How might such a right-wing reinvention of the EU look?
Lukas Oberndorfer: The cornerstones would probably be militarisation, internal security and even more violent border regime. “If you want security, Europe is the only way – and the EU guarantees it” – this would be the message given to citizens. The increase in arms and security spending would probably bring about some growth. In terms of its outward dealings, we might see the development of a kind of European economic nationalism – by countering Chinese dumping, for example, and focusing more on isolationism.
The extreme right and the traditional neoliberal elites as partners in EU policy: how does that work?
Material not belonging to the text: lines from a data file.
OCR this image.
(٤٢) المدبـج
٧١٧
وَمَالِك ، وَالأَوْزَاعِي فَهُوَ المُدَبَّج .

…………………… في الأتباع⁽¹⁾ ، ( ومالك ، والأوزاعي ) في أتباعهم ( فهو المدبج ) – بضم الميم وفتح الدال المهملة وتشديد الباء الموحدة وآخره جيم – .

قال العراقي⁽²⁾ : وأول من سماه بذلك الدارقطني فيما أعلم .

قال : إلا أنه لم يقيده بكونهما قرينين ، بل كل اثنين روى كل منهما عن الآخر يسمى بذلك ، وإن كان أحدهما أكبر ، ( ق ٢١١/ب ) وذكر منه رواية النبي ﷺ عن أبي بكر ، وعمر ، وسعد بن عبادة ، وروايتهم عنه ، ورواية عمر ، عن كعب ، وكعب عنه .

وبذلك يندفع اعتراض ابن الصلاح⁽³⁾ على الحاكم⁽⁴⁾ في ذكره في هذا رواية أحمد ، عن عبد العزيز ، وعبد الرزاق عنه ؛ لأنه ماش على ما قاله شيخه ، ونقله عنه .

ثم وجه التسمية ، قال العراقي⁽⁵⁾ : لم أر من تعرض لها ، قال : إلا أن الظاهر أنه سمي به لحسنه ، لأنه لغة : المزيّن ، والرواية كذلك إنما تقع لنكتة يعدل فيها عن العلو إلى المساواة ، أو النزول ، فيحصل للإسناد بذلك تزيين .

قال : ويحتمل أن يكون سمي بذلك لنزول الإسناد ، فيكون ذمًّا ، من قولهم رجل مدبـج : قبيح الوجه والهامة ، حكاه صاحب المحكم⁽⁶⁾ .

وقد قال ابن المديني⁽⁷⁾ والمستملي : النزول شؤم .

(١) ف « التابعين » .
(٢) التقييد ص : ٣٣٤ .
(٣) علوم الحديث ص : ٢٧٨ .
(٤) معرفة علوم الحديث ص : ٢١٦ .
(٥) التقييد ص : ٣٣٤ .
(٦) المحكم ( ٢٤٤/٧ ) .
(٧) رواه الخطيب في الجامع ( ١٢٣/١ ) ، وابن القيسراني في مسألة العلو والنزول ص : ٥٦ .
Lisa Mittendrein: The extreme right is changing its attitude towards Europe. The Austrian Freedom Party and Orbán no longer want to leave the EU; they want to cut back on certain parts and strengthen others, such as borders, military and security. They invoke the image of Europe in a positive way against new enemy constructs, like refugees, Islam or China. The only good thing about this development is that we no longer have to scrupulously defend the idea of the EU in order to distinguish ourselves from the right.
Let’s finish with the situation in Austria. What’s possible there over the next few years of progressive EU policy?
Lisa Mittendrein: The Syriza election victory also prompted a surge of hope in Austria. In a survey, over 20 percent of the population said they could imagine choosing such a party at home. There was a brief spark, and although nothing came of it, it briefly shed a light on what would be possible.
Lukas Oberndorfer: The defeat of Syriza signified the end of a European cycle. The beginning came in Greece and Spain in 2011, when central parts of society took to the streets and occupied the squares. The momentum was broken before it could spread to Austria and the rest of Europe. Now, things are the other way around: right-wing populism is in power without being in government. The Social Democratic Party and the Austrian People’s Party are implementing their racist demands.
But these right-wing developments also shows the weakness of neoliberalism. Although it has stabilised, its capacity to galvanise large sections of the population is becoming less and less. It has no answers to the real social problems. Because it is weak, neoliberalism – and with It, the EU – has to resort increasingly to racism, democratisation and militarisation. This makes the relations of power more visible and arouses resistance. Though we must remain vigilant against the shift to the right, we should not let this cloud the fact that more and more people are open to fundamental alternatives.
This interview was conducted by Valentin Schwarz in 2017.